A novembre, il 17, la destra italiana ricorda Mirko Tremaglia, seguito, due giorni dopo, il 19, da Pino Rauti. Coetanei, Tremaglia e Rauti furono fra i protagonisti più importanti della storia del Movimento Sociale. Chiude questa carrellata di centenari, il 6 dicembre, Sergio Corbucci, celebre regista, fratello maggiore di Bruno, e autore di film entrati nella storia come “I due marescialli” e “Django”, pietra miliare del western all’italiana.

Il 2026 poi vede anche storici centenari: l’inizio della guerra alla Mafia di Cesare Mori, il “prefetto di ferro” in Sicilia; l’impresa al Polo Nord del dirigibile Norge, con Umberto Nobile e Roald Amudsen nel maggio di quell’anno; la nascita – a un giorno di distanza l’una dall’altra, 25 e 26 agosto, di due squadre di calcio protagoniste della Serie A: Napoli e Fiorentina. E non solo: il 15 settembre marca il ventesimo anniversario della scomparsa di Oriana Fallaci, partigiana adolescente durante la Resistenza, inviata di guerra in Vietnam e Medio Oriente, autrice di memorabili interviste a leader mondiali e di romanzi. Negli ultimi anni, con la trilogia post-11 settembre (La rabbia e l’orgoglio, La forza della ragione, L’Apocalisse), difese con veemenza la civiltà occidentale contro l’islamismo radicale, suscitando enormi polemiche.

Infine, mentre il 3 marzo Perugia ricorda il coraggioso Astorre II Baglioni, condottiero protagonista della disperata difesa di Famagosta nel 1571 insieme a Marc’Antonio Bragadin. Il mondo della musica invece celebra ad agosto il 400° della nascita di Giovanni Legrenzi, uno dei fondatori dello stile barocco. Saranno invece passati 50 anni dallo Scandalo Lookheed (6 febbraio), mentre il 6 maggio il Friuli si ferma per ricordare il terribile terremoto di Gemona, che fece 990 morti.

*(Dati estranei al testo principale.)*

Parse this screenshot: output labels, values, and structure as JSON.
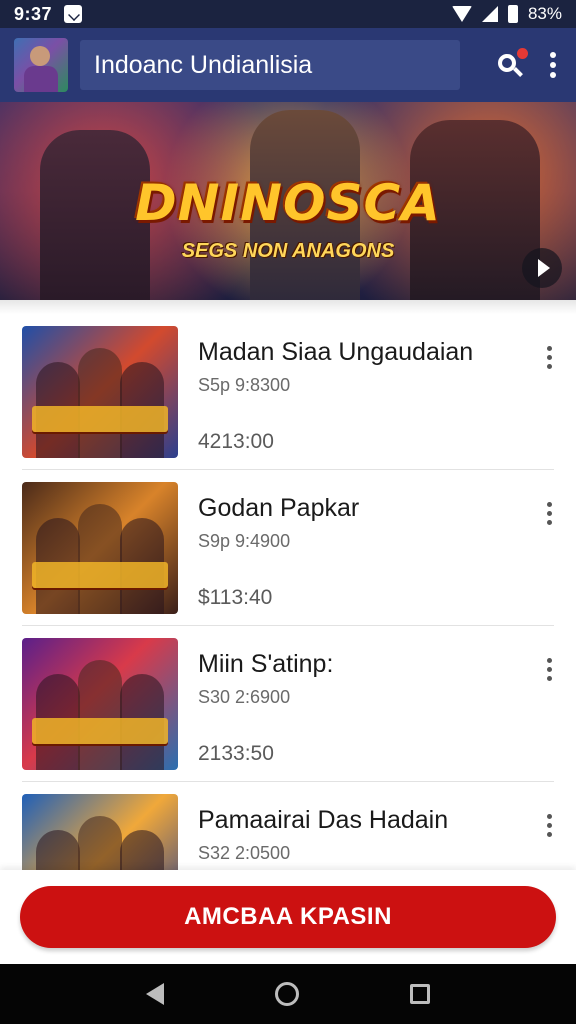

Il 10 luglio è il cinquantesimo di un altro disastro, stavolta causato dall’uomo: la nube tossica di diossina scatenata a Seveso dagli impianti dell’ICMESA. Ultimo ma non ultimo, il 21 febbraio sarà il 250° dalla nascita del compositore altamurano Vincenzo Lavigna, allievo di Giovanni Paisiello e amato maestro di Giuseppe Verdi, che si rivolse a lui dopo esser stato respinto al conservatorio.